After showing up to minicamp last week so out of shape he got booted from practice, Ravens defensive tackle Michael Pierce has both explained what happened and took the blame for his mistake. 

Speaking with WNSP-FM radio in Alabama on Friday, Pierce explained that he focused too much on lifting weights and not enough on cardio this offseason, which might be the most relatable thing a professional football player has ever said. 

"Throughout the offseason, I tend to lift more than run," Pierce said, according to ESPN. "Being a noseguard, I want to be strong or whatnot. I, honestly, just mismanaged my running a little bit."

Pierce, who skipped the voluntary aspects of the Ravens' offseason, reported to the team for mandatory minicamp on Tuesday, but failed to make it past the stretching portion of practice when coach John Harbaugh stepped in and decided Pierce was "not ready to practice from a safety standpoint and for his own health." According to ESPN's Jamison Hensley, Pierce appeared to weigh significantly heavier than his listed weight of 340 pounds.

Pierce owned up to his mistake on Friday.

"At the end of the day, you expect a team leader to come back in better shape than I did," Pierce said. "That's a mistake on my behalf I have to correct. I don't want to get into much more than that."
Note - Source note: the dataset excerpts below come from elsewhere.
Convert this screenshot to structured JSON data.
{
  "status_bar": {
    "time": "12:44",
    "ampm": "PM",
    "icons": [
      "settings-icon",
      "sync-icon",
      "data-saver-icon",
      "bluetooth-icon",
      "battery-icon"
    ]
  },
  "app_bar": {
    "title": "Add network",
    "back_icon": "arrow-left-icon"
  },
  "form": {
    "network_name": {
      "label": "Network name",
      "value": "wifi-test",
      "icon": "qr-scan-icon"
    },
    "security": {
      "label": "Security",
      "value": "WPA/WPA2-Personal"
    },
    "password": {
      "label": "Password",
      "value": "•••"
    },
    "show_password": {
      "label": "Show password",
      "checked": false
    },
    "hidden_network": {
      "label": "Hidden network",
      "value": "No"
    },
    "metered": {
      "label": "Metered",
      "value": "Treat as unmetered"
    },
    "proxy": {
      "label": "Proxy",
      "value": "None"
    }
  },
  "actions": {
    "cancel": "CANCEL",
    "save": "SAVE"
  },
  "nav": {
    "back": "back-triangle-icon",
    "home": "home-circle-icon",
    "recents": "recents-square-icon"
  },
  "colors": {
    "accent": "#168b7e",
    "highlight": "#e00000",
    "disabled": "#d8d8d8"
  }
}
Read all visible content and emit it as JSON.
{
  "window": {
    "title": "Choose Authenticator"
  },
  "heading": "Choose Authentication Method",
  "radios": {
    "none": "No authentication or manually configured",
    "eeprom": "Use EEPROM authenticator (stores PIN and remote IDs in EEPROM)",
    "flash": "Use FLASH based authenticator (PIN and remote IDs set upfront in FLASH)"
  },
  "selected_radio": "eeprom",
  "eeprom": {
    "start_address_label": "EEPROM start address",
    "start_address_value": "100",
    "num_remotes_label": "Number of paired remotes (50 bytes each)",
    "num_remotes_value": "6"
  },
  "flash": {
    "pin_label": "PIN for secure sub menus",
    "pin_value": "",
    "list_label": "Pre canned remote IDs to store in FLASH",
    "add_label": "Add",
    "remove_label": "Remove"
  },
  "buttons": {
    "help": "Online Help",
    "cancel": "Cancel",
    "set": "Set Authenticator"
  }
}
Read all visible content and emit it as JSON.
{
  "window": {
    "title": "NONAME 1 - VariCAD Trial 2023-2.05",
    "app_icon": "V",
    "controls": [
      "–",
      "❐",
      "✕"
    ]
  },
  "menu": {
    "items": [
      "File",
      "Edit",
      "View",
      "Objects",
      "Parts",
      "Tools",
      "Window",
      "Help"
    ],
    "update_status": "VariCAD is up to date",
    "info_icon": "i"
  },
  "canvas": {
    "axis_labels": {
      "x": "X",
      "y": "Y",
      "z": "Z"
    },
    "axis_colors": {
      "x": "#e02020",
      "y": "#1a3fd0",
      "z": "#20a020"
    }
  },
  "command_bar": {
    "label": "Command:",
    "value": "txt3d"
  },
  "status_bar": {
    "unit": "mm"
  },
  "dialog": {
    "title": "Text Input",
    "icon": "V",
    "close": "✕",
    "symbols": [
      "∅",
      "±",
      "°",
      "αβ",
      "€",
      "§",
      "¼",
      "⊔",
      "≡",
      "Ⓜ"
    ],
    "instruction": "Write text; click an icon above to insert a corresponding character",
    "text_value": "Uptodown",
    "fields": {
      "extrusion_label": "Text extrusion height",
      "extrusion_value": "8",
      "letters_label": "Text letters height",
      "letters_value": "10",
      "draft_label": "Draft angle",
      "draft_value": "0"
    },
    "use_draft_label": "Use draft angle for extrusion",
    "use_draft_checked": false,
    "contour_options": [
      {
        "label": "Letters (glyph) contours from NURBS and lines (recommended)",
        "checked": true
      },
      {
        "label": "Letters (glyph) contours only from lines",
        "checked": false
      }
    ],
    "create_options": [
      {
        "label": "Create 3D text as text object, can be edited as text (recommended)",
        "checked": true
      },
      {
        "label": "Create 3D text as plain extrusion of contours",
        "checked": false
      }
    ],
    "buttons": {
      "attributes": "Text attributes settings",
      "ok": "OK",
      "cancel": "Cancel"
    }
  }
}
He also didn't blame Harbaugh for yanking him off the field.

"Out of respect for coach Harbaugh, he's been nothing but a fair guy, he just wanted me to get in with the strength and conditioning staff and do more running before camp comes," Pierce said.

While Harbaugh called the situation "a problem" last week, Ravens defensive coordinator Don Martindale provided a reminder that Pierce will likely remain an important contributor for the team despite the rough start to his summer. 

"Let's don't forget what a great football player he is," Martindale said. "He'll get back there. I can't tell you when, but he'll get back there."

Martindale is right. To this point in his career, Pierce has exceeded all expectations. He entered the league in 2016 as an undrafted free agent. Since then he's managed to play in 46 of 48 possible games, becoming an important contributor on a talented Ravens defense. According to Pro Football Focus, Pierce rated as the fifth-best interior defensive lineman in the entire league last season.

If he can overcome the rough start, Pierce should sign the first lucrative contract of his career next year, when he becomes an unrestricted free agent. After earning a total of only $1.63 million over the first three years of his career, Pierce is scheduled to bring in just shy of $3.1 million during the upcoming season, per Spotrac. 

It's a big year for him, which makes his out-of-shape appearance at minicamp all the more unexpected. But as Martindale alluded to, nobody should panic at this point in the offseason. Pierce still has over a month to get into playing shape before the pivotal portion of the offseason begins -- training camp and then the preseason. 

By September, this figures to be a non-story.